History professor honored by Georgia Archives
Gregory Mixon, professor of history, recently received the Georgia Historical Records Advisory Council Award for Excellence in Research Using the Holdings of Archives. He was honored for the book, “Show Thyself a Man: Georgia State Troops, Colored, 1865-1905.”
The book explores the ways in which African Americans in postbellum Georgia used militia service after the Civil War to define freedom and citizenship. Independent militias empowered African Americans to get involved in politics, secure their own financial independence and mobilize for self-defense.
“Black people had a vision for freedom after the Civil War. They had a vision of what citizenship should be and that vision conflicted with white definitions of post-Civil War freedom and citizenship,” Mixon explained. State-sponsored militia companies served between 1872 and 1905 as an officially recognized division of state government, and both whites and blacks organized militia units at the county level to use as an instrument to dominate local governance, he added.
Mixon received his Ph.D. in history from the University of Cincinnati.
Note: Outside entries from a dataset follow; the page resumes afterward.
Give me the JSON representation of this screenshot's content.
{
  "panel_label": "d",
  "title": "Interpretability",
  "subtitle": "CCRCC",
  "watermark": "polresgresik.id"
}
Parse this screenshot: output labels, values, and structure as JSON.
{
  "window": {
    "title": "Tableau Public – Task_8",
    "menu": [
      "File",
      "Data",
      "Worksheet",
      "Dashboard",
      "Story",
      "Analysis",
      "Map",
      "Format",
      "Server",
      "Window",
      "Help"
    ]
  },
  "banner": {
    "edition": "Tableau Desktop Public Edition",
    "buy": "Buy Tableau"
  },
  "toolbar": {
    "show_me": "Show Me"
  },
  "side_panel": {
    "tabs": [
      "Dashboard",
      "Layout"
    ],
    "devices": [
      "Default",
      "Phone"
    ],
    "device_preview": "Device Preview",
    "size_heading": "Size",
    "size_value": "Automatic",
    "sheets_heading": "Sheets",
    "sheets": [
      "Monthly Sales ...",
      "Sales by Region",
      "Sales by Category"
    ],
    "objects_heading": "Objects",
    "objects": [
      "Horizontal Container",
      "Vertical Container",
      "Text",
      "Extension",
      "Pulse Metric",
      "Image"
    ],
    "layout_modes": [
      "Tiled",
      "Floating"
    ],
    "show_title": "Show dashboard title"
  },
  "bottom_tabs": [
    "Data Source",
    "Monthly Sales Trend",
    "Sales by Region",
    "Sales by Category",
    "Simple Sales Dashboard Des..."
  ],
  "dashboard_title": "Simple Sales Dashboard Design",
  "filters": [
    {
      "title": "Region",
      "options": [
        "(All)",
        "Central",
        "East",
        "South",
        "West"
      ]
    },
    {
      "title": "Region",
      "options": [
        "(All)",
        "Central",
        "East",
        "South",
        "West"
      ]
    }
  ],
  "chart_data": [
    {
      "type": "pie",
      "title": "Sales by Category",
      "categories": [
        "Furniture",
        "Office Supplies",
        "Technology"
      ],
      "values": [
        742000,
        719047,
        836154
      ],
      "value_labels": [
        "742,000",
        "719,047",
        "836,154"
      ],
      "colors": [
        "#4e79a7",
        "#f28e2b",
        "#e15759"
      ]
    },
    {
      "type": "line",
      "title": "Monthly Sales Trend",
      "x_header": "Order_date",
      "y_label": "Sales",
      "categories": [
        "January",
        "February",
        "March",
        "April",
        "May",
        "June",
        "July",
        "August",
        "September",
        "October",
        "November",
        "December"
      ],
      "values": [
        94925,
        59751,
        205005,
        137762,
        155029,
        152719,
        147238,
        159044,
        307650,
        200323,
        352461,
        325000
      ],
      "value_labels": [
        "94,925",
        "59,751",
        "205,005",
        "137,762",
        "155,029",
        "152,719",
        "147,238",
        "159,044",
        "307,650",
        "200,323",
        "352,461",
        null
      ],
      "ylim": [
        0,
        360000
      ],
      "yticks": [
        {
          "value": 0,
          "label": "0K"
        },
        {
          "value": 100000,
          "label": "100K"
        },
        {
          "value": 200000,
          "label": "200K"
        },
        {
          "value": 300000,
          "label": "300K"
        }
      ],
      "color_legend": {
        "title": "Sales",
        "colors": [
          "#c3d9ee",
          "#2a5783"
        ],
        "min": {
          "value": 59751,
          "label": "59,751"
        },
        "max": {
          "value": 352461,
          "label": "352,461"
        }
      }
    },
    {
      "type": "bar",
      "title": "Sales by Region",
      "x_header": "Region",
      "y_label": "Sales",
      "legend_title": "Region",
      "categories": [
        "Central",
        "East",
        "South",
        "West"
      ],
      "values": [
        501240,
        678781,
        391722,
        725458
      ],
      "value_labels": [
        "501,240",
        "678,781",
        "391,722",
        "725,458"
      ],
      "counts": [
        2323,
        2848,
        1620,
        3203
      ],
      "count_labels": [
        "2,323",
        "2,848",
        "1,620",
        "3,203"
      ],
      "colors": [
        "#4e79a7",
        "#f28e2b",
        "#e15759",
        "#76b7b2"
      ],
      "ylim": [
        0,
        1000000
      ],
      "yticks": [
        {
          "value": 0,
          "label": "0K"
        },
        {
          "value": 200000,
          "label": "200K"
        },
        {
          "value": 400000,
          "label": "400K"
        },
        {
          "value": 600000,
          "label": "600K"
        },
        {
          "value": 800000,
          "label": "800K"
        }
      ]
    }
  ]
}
His research focuses on race relations; Southern history; black, Southern and United States urban history; progressive era; and black Southern state militia companies from 1865 to 1910.
The Georgia Archives is a unit of the Board of Regents of the University System of Georgia and identifies, collects, manages, preserves, provides access to and publicizes records and information of Georgia and its people and assists state and local government agencies with their records management. The Georgia Historical Records Advisory Council works to promote the educational use of Georgia’s documentary heritage and to support efforts to improve the condition of records statewide.
Photo: Tristan Denley, chief academic officer and executive vice chancellor of academic affairs, University System of Georgia; Gregory Mixon; and Toby Graham, chair, Georgia Historical Records Advisory Council.